EUR USD, “Euro vs US Dollar”
Yesterday the price started a fast ascending movement. Probably, Eurodollar has completed the descending impulse, which may be either the third wave of the wave C of the zigzag. In the nearest future, after finishing this bullish impulse, the pair may start a new correction, which may be followed by another bullish impulse in the wave [c] (or the third wave, in case earlier it formed the descending zigzag A-B-C).
More detailed structure is shown on the H1 chart. After finishing the diagonal triangle in the wave [v], the pair has rebounded from its lower border and started growing. In the nearest future, the market may form the correctional wave [b].
GBP USD, “Great Britain Pound vs US Dollar”
In case of Pound, the situation is still quite complicated. The diagonal triangle formed by the price may turn out to be both the wedge in the wave [i] of 3 and the wave C in the zigzag, which may be followed by a correction on the major wave level. In the nearest future, after finishing the ascending impulse in the wave(a), the pair may be corrected and then start growing in the wave (c). Consequently, the scenario with thewedge in the wave [i] will be confirmed only after the market completes the zigzag (a)-(b)-(c) of [ii] and the bearish impulse in the wave (i) of [iii]. Until that, both scenarios are possible.
As we can see at the H1 chart, Pound has formed the zigzag in the wave (v). Right now, the market is forming the bullish impulse in the wave (a), which may be completed on Friday. Later, the price may start the correctional wave (b).
USD JPY, “US Dollar vs Japanese Yen”
Because of the activity in European currency pairs, the situation with Yen is also quite complicated. Consequently, there is a risk that the price may have completed the zigzag in the wave 4, which means that the fourth wave itself may yet continue. If later the pair forms the long flat, it may form the wave [iv] and continue growing in the wave [v]. If the market falls much deeper and breaks the maximum of the wave [i] or [a], the correction on the major wave level may continue.

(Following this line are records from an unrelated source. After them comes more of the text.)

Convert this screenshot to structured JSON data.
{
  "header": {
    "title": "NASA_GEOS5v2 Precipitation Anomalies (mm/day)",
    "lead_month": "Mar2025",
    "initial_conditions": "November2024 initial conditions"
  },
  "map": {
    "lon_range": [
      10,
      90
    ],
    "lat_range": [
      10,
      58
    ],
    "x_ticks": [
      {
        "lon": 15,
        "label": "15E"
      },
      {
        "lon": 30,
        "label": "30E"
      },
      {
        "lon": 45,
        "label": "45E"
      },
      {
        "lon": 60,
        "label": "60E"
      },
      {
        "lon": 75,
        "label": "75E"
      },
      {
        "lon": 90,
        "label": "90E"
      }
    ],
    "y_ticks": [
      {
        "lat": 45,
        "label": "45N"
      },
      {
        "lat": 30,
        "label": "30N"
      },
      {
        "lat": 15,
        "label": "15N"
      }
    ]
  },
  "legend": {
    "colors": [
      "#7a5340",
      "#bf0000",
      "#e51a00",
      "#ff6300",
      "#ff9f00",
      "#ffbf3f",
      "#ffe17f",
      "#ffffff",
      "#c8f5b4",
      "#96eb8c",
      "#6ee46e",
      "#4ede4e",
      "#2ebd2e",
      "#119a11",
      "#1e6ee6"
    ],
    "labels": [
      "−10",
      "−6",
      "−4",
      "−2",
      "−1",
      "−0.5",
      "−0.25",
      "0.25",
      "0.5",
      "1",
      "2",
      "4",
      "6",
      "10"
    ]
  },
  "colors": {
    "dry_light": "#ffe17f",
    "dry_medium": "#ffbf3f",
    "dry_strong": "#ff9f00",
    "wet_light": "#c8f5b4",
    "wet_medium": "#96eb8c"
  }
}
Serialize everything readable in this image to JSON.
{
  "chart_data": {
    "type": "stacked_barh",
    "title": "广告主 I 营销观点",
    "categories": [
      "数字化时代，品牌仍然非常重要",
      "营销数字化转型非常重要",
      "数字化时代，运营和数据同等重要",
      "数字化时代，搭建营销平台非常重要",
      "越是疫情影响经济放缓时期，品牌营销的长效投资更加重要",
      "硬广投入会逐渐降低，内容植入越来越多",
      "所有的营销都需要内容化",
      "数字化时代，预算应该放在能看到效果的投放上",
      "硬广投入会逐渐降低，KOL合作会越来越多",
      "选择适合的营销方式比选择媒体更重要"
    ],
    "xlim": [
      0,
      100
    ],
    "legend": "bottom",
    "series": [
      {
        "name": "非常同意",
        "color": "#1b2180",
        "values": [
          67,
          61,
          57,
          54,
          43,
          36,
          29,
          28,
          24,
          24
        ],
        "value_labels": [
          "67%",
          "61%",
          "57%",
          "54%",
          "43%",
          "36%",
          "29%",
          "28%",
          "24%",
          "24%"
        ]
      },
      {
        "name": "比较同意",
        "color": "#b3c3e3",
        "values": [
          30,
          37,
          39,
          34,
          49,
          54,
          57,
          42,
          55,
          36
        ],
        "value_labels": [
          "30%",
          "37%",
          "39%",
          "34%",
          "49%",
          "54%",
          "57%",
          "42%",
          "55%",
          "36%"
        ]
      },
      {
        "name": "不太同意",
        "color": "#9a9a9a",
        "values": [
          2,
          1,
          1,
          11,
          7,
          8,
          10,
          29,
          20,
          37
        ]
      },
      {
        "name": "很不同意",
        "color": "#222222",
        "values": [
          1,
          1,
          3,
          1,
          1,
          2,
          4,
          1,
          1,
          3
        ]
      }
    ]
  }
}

At the H1 chart, the price has formed the diagonal triangle in the wave (v). Right now, the pair is falling in the bearish impulse (a). on Friday, the market may finish it and start the correction in the wave (b).
AUD USD, “Australian Dollar vs US Dollar”
Australian Dollar is quite calm, that’s why our previous scenario remains the same. Probably, in the nearest future the pair may finish the wave [ii] in the form of the double zigzag. Later, after finishing the descending impulse in the wave (i) of [iii], the price may resume falling inside the downtrend.
Probably, the market is forming the diagonal triangle in the wave c of (y). If the pair rebounds from its upper border, the price may resume falling. However, the door swing both ways – if the price breaks the pattern and reaches the predicted target of the wave 4, the correction on the major wave level may continue.